The useful way to read them is by which layer of a request they sit on. One checks the shape of a single output. One governs the arc of a whole conversation. One judges the safety of a message's content. They are not competitors. Comparing them as if you pick a winner is a category error — the production answer is usually all three, in a specific order.

The output validator

guardrails-ai/guardrails
A Python framework that validates and corrects a single LLM output against composable "validators" — schema, PII, toxicity, topic, competitor mentions — with a 50+ validator Hub
★ 7kPythonguardrails-ai/guardrails

Guardrails AI operates on one unit: a single model response, on its way out. You declare what a valid output looks like — matches this Pydantic schema, contains no PII, stays on topic, mentions no competitor — and it runs the response through a pipeline of validators, each of which can pass, fix, or reject. The Hub of 50+ pre-built validators is the real draw; most of what you want to assert about an output already exists as a drop-in.

The tell is the granularity. This is output enforcement, not conversation management — it has no opinion about what was said three turns ago, only about whether this response is well-formed and clean. That makes it the natural fit when the model must return structured, trustworthy data: the JSON your downstream code will parse, the answer that must not contain a phone number.
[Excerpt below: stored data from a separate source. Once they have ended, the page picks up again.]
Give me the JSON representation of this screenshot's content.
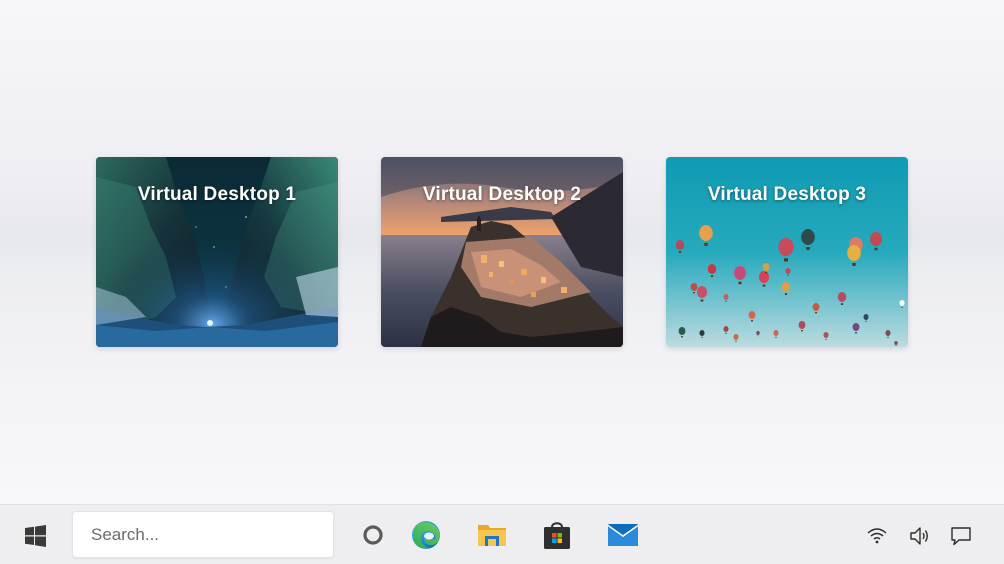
{
  "desktops": [
    {
      "title": "Virtual Desktop 1",
      "wallpaper": "night-canyon-stars"
    },
    {
      "title": "Virtual Desktop 2",
      "wallpaper": "coastal-village-sunset"
    },
    {
      "title": "Virtual Desktop 3",
      "wallpaper": "hot-air-balloons-sky"
    }
  ],
  "taskbar": {
    "search": {
      "placeholder": "Search...",
      "value": ""
    },
    "icons": [
      "windows-start-icon",
      "cortana-icon",
      "edge-icon",
      "file-explorer-icon",
      "store-icon",
      "mail-icon"
    ],
    "tray": [
      "wifi-icon",
      "volume-icon",
      "notifications-icon"
    ]
  },
  "colors": {
    "taskbar_bg": "#eeeef1",
    "accent": "#0078d4",
    "desktop_bg": "#f3f3f6"
  }
}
Reach for it when your failure mode is "the output was malformed or said something it shouldn't." It is the wrong tool for "the conversation went somewhere it shouldn't."

The conversation router

NVIDIA/NeMo-Guardrails
An NVIDIA toolkit for adding programmable rails to LLM apps — define allowed topics, dialogue flows, and actions in the Colang DSL, enforced across input, dialog, and output stages
★ 6.5kPythonNVIDIA/NeMo-Guardrails

NeMo Guardrails operates on the whole exchange. You write rails in Colang, a small DSL for describing conversation: which topics are in bounds, what the bot should do when a user steers off them, when to invoke a tool, what canonical responses to fall back to. Instead of judging one output, it governs the flow — input rails, dialog rails, and output rails as distinct stages around the model.
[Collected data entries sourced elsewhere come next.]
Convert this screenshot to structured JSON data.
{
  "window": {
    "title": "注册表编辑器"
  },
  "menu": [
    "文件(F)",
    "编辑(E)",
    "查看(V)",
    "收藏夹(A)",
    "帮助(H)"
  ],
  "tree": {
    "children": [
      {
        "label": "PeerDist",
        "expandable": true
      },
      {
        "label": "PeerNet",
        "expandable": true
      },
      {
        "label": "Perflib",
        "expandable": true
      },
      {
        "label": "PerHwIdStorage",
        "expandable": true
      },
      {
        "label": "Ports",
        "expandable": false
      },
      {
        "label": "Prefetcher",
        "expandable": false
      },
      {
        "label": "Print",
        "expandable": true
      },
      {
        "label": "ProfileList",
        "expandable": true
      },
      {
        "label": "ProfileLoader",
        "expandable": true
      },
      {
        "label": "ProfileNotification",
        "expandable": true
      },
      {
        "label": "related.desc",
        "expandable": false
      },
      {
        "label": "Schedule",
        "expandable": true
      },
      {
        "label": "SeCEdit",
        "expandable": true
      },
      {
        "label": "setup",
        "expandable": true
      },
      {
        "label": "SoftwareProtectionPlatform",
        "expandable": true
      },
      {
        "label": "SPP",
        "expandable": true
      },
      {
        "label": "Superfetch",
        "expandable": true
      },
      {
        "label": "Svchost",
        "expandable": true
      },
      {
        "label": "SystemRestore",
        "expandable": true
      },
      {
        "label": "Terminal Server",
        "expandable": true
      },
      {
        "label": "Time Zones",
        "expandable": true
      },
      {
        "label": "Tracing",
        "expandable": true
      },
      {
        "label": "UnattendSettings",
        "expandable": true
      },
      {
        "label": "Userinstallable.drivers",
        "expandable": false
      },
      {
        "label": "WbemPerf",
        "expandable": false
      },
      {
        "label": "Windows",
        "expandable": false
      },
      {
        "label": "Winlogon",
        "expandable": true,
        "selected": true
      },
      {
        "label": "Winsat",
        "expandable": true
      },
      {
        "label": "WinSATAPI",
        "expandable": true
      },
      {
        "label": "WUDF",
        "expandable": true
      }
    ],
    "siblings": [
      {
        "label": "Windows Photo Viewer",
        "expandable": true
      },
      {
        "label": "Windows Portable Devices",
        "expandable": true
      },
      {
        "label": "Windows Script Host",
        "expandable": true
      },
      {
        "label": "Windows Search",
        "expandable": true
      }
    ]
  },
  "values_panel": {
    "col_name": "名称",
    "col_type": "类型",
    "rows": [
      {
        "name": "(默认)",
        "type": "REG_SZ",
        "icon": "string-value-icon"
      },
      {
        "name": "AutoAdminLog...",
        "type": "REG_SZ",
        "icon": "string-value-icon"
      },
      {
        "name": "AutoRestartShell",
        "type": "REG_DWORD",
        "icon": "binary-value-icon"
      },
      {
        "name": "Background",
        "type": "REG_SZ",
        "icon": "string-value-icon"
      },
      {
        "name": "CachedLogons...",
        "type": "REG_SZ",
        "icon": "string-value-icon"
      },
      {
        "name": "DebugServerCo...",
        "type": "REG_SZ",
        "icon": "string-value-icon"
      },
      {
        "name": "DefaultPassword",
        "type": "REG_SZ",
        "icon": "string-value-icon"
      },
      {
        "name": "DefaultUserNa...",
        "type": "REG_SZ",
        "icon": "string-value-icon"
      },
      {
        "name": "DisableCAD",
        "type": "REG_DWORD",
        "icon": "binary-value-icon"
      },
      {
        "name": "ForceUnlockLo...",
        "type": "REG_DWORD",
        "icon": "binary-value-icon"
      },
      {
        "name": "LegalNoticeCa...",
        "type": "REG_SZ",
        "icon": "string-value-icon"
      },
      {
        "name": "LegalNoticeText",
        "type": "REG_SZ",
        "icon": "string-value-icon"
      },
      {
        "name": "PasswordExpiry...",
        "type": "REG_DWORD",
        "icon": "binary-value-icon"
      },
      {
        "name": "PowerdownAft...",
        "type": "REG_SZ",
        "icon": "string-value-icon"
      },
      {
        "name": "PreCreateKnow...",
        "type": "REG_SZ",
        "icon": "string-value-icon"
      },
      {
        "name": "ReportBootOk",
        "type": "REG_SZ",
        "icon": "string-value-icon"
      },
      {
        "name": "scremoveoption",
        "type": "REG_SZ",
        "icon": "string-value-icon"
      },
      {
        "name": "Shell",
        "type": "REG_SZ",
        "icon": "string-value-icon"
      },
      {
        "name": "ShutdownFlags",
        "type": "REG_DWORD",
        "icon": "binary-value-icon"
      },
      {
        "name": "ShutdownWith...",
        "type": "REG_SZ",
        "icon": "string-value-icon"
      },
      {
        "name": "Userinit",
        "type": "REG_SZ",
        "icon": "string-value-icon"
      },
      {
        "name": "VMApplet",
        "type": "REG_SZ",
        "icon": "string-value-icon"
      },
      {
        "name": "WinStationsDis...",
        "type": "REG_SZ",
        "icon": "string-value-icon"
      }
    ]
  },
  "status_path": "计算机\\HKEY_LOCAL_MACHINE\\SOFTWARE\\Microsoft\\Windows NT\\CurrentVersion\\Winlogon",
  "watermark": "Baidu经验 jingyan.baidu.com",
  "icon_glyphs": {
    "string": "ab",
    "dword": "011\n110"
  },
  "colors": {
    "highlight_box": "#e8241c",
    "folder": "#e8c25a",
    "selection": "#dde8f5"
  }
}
That programmability is the reason to choose it and the reason it costs more to adopt. Colang is genuinely expressive — you can encode "if the user asks about anything outside banking, politely decline and offer the three things we do handle" as a rule rather than as a prayer in the system prompt — but it's another language and another mental model to maintain, and latency tracks the complexity of your rails. This is the layer you want when the risk lives in the trajectory of the dialogue, not in any single message: topical containment, multi-turn policy, controlled tool use.

The content classifier

meta-llama/PurpleLlama
Meta's LLM-security toolset; its Llama Guard models are open-weight classifiers that label a prompt or response safe/unsafe with a taxonomy of harm categories
★ 4.2kPythonmeta-llama/PurpleLlama

Llama Guard, shipped inside Meta's PurpleLlama, is the odd one out — and the most composable. It isn't a framework at all; it's a model. You hand it a prompt or a response and it returns safe or unsafe plus a category code from a harm taxonomy (violence, self-harm, hate, and so on). Because it's open-weight, you can self-host it and keep moderation inside your own environment instead of shipping every message to a third-party safety API.

The other two decide what to check. Llama Guard is a thing you check with.
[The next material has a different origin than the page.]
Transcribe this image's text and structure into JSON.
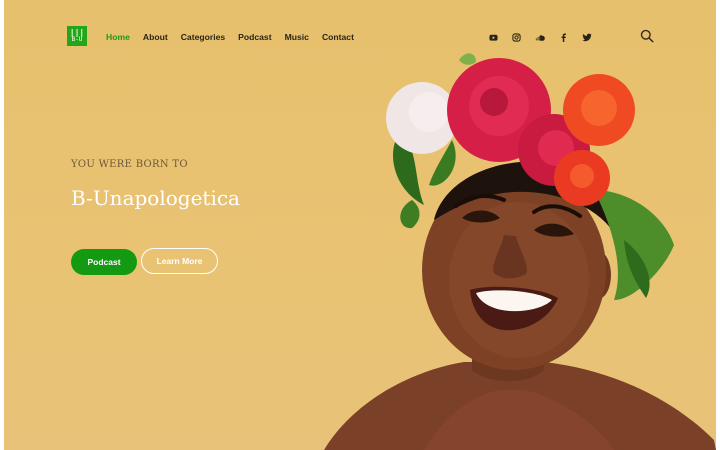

That's why it slots underneath the other two rather than against them. Guardrails AI can call it as a validator; NeMo can invoke it as an input or output rail. On its own it does one thing — content moderation of a single message — but it does it as a fast, swappable component. Use it when your concern is the substance of what's coming in or going out: jailbreak attempts on the way in, harmful generations on the way out.

The stack, not the showdown

Put the three on their layers and the "vs" dissolves. A serious production setup tends to look like a pipeline: Llama Guard as a quick content scan on the input, NeMo rails to keep the conversation in bounds and route tool use, Guardrails AI to validate the final output's format and content before it leaves. Each catches a class of failure the others structurally cannot — format, flow, and content are different debris in the same pipe.

So the question isn't "which guardrail library wins." It's "which layer am I currently unprotected on?" If your bot returns malformed JSON, no content classifier will save you. If it wanders off-topic into your competitor's product, no output schema will catch it. If it answers a harmful request in perfectly valid JSON, your validator waves it right through. Decide what you're actually guarding — the shape, the path, or the substance — and the choice stops being a popularity contest. Guarding outputs pairs naturally with evaluating them and with keeping the agent off paths it shouldn't take at all; guardrails are the runtime half of the same discipline.